Nancy Mitford war eine Schriftstellerin aus der englischen Aristokratie. Neben ihren Romanen schrieb sie auch zahlreiche Artikel, in denen Betrachtungen über ihre Umgebung und ihre Mitmenschen anstellte. Die stießen nicht immer auf Begeisterung, was ich schon nach den ersten beiden Kapiteln verstehen kann.
Die Autorin nimmt kein Blatt vor den Mund. Sie beschreibt, wie ihre Eltern zwar körperlich anwesend waren, sich aber um ihre und die Erziehung ihrer Geschwister kaum gekümmert haben. Das war zu Nancys Zeit zwar üblich, trotzdem hat sie darunter gelitten. Ihre erste Liebe war ein Offizier, der mit ihrem Vater bekannt war und dem sie im ersten Weltkrieg dutzende von Handschuhen häkelte. Näher als das ist sie ihm und dem Feind leider nicht gekommen.
Das zweite Kapitel ist eines von denen, die machen wohl nicht so gut gefallen haben. Verarmte Adlige wollen offensichtlich nicht arbeiten, um ihr Vermögen wieder aufzubauen. Nein, lieber entlassen sie nach und nach das Personal und bedauern ihr Schicksal. Das ist schicker, als sich die Hände schmutzig zu machen. Das dabei Namen genannt werden, hat ihr bestimmt keine Freunde eingebracht.
Miss Mitford beobachtet genau, wie ihr Tagebuch eines Russlandbesuchs zeigt. Dort war sie 1954 und sollte eigentlich nicht darüber schreiben. Aber nachdem alle, denen sie mit der Veröffentlichung des Tagebuchs schaden könne, Russland wieder verlassen haben, veröffentlicht sie doch. Auf den ersten Blick ist es eine Reise mit einigen misslichen Begebenheiten, auf den zweiten Blick sieht man deutlich die Misstände, die man als Gast nicht sehen soll.
Aber es ist auch etwas an ihrem Stil, was mir nicht gefällt. Dass sie ein bisschen von oben herab schreibt, trifft mein Gefühl am besten, wenn auch nicht zu 100%.
Die spitze Feder bleibt auch in den nächsten Kapiteln. Darin redet sie über den (nicht vorhandenen) Modegeschmack ihrer Landsleute, die sich in "Tweed in der Farbe verschiedener Porridges" kleiden und immer mindestens zwei Jahre hinter der neuesten Mode aus Paris her sind. Auf der anderen Seite macht sie sich lustig über die Frauen, die sich herausputzen und keinen Tiefgang haben. Sie teilt also nach beiden Seiten aus.
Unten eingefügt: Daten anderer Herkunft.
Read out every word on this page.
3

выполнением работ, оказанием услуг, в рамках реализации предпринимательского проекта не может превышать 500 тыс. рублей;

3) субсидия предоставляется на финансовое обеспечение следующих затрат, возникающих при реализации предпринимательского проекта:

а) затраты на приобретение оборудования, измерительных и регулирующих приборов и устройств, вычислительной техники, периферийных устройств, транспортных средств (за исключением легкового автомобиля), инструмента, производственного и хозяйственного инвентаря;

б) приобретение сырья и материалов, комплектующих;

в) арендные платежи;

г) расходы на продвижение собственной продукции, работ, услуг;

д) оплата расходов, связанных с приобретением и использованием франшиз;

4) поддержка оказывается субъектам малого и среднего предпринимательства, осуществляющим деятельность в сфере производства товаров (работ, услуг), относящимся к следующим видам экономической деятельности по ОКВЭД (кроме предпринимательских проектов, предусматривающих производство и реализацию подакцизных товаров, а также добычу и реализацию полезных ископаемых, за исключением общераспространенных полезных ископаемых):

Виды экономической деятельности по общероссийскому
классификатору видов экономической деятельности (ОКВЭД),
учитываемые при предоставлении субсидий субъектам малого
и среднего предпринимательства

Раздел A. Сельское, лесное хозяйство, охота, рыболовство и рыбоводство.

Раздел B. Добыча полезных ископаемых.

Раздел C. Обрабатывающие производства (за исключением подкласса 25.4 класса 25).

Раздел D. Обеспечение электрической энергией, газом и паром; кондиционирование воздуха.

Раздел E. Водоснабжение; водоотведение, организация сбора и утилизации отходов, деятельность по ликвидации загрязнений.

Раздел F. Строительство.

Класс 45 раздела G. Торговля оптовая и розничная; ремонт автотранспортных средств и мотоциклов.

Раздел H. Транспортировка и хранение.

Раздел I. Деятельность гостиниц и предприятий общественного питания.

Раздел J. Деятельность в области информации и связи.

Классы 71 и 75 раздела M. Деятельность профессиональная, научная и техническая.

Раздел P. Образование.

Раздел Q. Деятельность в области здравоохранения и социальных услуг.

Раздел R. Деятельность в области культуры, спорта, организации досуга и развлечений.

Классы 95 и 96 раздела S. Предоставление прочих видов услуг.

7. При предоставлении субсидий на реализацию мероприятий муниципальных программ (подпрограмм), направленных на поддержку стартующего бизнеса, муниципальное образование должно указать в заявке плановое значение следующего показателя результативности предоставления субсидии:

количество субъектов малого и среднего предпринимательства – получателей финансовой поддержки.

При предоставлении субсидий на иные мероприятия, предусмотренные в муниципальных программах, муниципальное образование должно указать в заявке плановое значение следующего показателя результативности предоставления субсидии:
Sie redet auch über Touristen, die über kleine Orte herfallen und sich über die scheinbare Armut und Antriebslosigkeit der Bevölkerung auslassen. Diese Passage ist sehr aktuell, da hat sich seit ihren Beobachtungen nicht viel verändert.
Nancy Mitford hat ein gutes Auge und eine spitze Feder, aber sie benutzt sie nicht. Ich hatte beim Lesen oft den Eindruck, als ob sie sich zurückhält und ab einem gewissen Punkt ihrer Geschichte das Thema nicht wechselte. Diese Zurückhaltung hat für mich nicht zu den Anfänge ihrer Geschichten gepasst. Es interessiert mich, warum sie das macht. Vielleicht finde ich im nächsten Buch die Antwort darauf. Das hier hat leider nur einen durchschnittlichen Eindruck hinterlassen.